PartitionerOptimisation

Revision 4 as of 2009-12-15 23:02:46

Clear message

Summary

ubiquity's partitioner is kind of slow, especially with lots of disks/partitions. This is partly due to slowness in the underlying partitioner that's also visible in d-i (though less annoying there) and partly due to inefficiencies in the ubiquity integration. Let's make it be more pleasant to use.

(Note that this is mainly about the manual partitioner, although some effects would likely ripple out to the automatic partitioner as well.)

Release Note

Ubiquity's manual partitioner is now substantially faster.

Rationale

This has been an ever-increasing source of user complaints, and it would be lovely to spend some time optimising it. We just need to make sure that the time spent doing so isn't open-ended, of course.

Design

Exact optimisation strategies often need to be determined during implementation, but we discussed a number of tools and techniques we might use.

"Scanning disks" is more or less equivalent to pressing Enter on each partition in d-i to fetch information about it, and then going back to the next one. This implies that there are two main avenues of attack: make ubiquity's partitioning wrapper code need to do less work in terms of partman operations, and make partman itself faster.

Reducing partman operations in ubiquity

The way ubiquity scans all partitions incidentally involves asking partman to "redisplay" the partition tree at each step, even though no changes have been made. We should be able to cache or avoid this for a speed-up on the order of 50%.

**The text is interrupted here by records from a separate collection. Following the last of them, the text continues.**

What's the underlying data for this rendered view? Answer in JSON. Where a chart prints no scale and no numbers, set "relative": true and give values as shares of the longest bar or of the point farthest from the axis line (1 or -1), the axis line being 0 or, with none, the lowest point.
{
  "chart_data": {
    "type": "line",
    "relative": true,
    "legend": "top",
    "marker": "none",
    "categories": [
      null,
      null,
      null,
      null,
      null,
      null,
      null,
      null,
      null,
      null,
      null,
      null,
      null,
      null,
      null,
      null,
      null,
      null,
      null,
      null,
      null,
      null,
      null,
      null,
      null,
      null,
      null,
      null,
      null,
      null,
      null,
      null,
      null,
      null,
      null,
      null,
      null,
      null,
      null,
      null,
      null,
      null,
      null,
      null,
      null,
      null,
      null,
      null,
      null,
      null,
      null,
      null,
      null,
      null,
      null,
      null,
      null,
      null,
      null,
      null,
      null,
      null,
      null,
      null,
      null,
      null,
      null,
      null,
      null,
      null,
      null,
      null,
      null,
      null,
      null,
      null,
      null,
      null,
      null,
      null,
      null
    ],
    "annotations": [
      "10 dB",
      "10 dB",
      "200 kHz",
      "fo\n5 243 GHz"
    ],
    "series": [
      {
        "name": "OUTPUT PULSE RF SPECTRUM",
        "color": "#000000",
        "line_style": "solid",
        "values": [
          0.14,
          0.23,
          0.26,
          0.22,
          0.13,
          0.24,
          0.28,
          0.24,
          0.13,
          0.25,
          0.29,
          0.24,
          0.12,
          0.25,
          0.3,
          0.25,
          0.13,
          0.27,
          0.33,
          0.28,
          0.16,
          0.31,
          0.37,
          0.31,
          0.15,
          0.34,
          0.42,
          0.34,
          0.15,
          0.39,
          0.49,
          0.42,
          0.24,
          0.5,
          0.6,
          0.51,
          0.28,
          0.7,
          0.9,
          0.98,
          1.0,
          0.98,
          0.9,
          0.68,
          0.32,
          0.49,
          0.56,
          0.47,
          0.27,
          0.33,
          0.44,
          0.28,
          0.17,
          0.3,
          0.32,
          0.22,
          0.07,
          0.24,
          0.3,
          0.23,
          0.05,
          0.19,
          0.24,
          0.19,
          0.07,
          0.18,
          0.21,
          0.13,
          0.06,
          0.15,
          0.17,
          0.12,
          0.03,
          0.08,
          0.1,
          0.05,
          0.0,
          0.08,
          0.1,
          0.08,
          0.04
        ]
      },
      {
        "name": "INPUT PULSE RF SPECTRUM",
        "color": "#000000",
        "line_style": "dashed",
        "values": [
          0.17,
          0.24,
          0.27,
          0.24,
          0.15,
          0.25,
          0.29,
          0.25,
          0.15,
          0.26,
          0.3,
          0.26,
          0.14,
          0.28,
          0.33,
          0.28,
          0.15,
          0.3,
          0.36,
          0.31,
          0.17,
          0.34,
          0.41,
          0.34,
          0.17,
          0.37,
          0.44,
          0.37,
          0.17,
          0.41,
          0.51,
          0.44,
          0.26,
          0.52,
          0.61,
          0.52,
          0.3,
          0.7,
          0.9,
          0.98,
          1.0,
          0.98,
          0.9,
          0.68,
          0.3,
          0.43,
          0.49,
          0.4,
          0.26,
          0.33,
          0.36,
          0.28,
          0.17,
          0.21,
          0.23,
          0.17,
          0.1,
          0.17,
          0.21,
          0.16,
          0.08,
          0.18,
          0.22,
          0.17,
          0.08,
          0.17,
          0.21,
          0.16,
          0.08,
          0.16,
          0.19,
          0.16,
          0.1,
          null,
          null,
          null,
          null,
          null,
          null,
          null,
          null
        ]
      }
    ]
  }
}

Ubiquity's partitioner is a trade-off between maintainability and efficiency. We will identify places where we're asking partman for a relatively small amount of information at high cost, and replace those by using our existing Python bindings to parted_server.

Using cdebconf rather than Perl debconf in ubiquity didn't make a significant speed difference the last time Colin tried it, but we should recheck this. Ubiquity already has a switch for this which would at most just need a small amount of bitrot-fixing. Note, though, that there are some intentional semantic differences between cdebconf and debconf, particularly in the area of the seen flag, so we would need to be very careful of semantics here.

ntfsresize and other resizing tools are called quite often to determine resize bounds of partitions. These are expensive, so we'll figure out how the number of calls here can be reduced.

There are a number of places where we rescan all partitions, even though we can determine that only a certain number of partitions need to be rescanned (for example, resizing a partition only affects the resized partition and the part of the disk immediately following it). We will assess and reduce these.

The partition bar construction in cairo is quite slow; it apparently repeatedly calls os-prober, and the caching attempt seems not to be working.

There is a long pause after the partitioner while a check script runs du to find out the size of /rofs. We will do this statically when building the live filesystem instead.

Speeding up partman

Progress on this in the past has been blocked on the absence of a good shell profiling tool; strace is too intrusive and tends to disturb timings too much, and in any case does not make it easy to see the big picture. During the UDS session, bootchart was pointed out as a promising tool here. We'll apply this to manual partitioning sessions. The main focus should be on choices scripts in /lib/partman and their descendants, since those are used to generate menus and inefficiencies here will be very noticeable.

(Implementation note: it turns out that bootchart is too cumbersome, and the images it generates are very large and don't contain quite the right kind of information anyway. In practice, changing /lib/partman/lib/base.sh to log $0 and the timestamp (date --rfc-3339=ns) each time it's sourced seems to be quite sufficient for practical, lightweight profiling.)

Implementation

UI Changes

Even with speed increases, the pop-up progress window is jarring. We will follow up on 336751 to restyle this.

Test/Demo Plan

We'll designate a test system for timings, which will probably be a virtual machine on Colin's laptop (though of course anyone can do similar timings from Karmic->Lucid on some other system). The most important attribute is the partition layout, and we already know that the partitioner is slow when there are lots of partitions, so we will time a system containing two disks with eight partitions each.

A sensible goal seems to be to get the time for "Scanning disks" on such a system down to 20% of the time in Karmic.


CategorySpec